Polish gaming magazine

Secret Service was a Polish monthly magazine for gaming and consoles, published by ProScript publishing house from 1993 to 2001. The first issue of the magazine was released on March 16, 1993. The founders of the magazine were Marcin Przasnyski and Waldemar Nowak, who had previously worked for Top Secret. The magazine was discontinued after 95 issues but was briefly reactivated in 2014 and published 2 issues.

==History==
Secret Service was the first magazine in Poland to include an accompanying CD.

The last issue of Secret Service (No. 95) was released in November 2001. On December 31, 2001, a message appeared on the magazine's official website, indicating that the magazine was being suspended. A few days later, the staff stated that the information was a result of their server being hacked. They stated that the only reason for the "confusion" was technical problems.

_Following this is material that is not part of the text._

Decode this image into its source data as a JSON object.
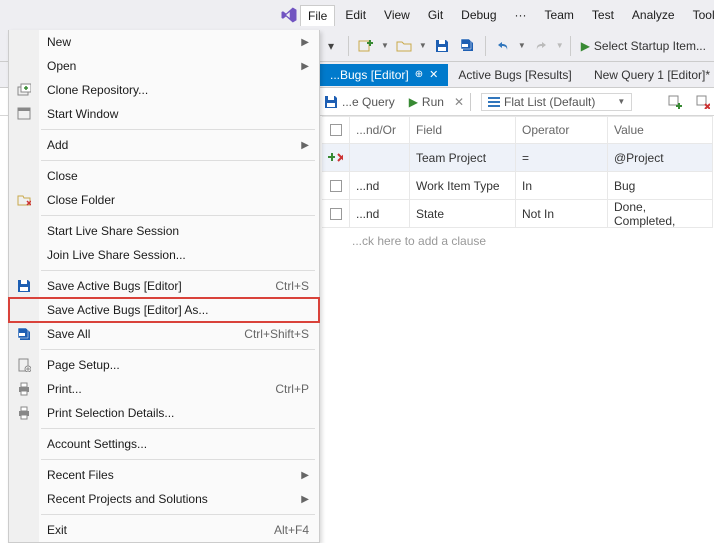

==Attempts to reactivate the magazine==
In July 2002, a group of Secret Service readers established Electronic Magazine SS-NG which evolved from a follower in the tradition of Secret Service to a standalone "E-zine." On August 29, the 2005 editor-in-chief of SS-NG informed the readers of the e-zine about the end of activities and publications of the magazine.

On June 24, 2014, reactivation of Secret Service was announced. On July 15, a crowdfunding campaign began with the goal of zł 93,000 (US$23,000) being reached in just 20 hours. Within a month, 284,200 PLN was collected. The first reactivated issue (97) was published on 30 September 2014 with 50,000 copies. The second and last issue appeared at the beginning of December, as the publisher and the owner of the rights to the title could not reach an agreement. In its place, the publisher announced the release of Pixel, a new monthly magazine, whose first issue went on sale in late January 2015.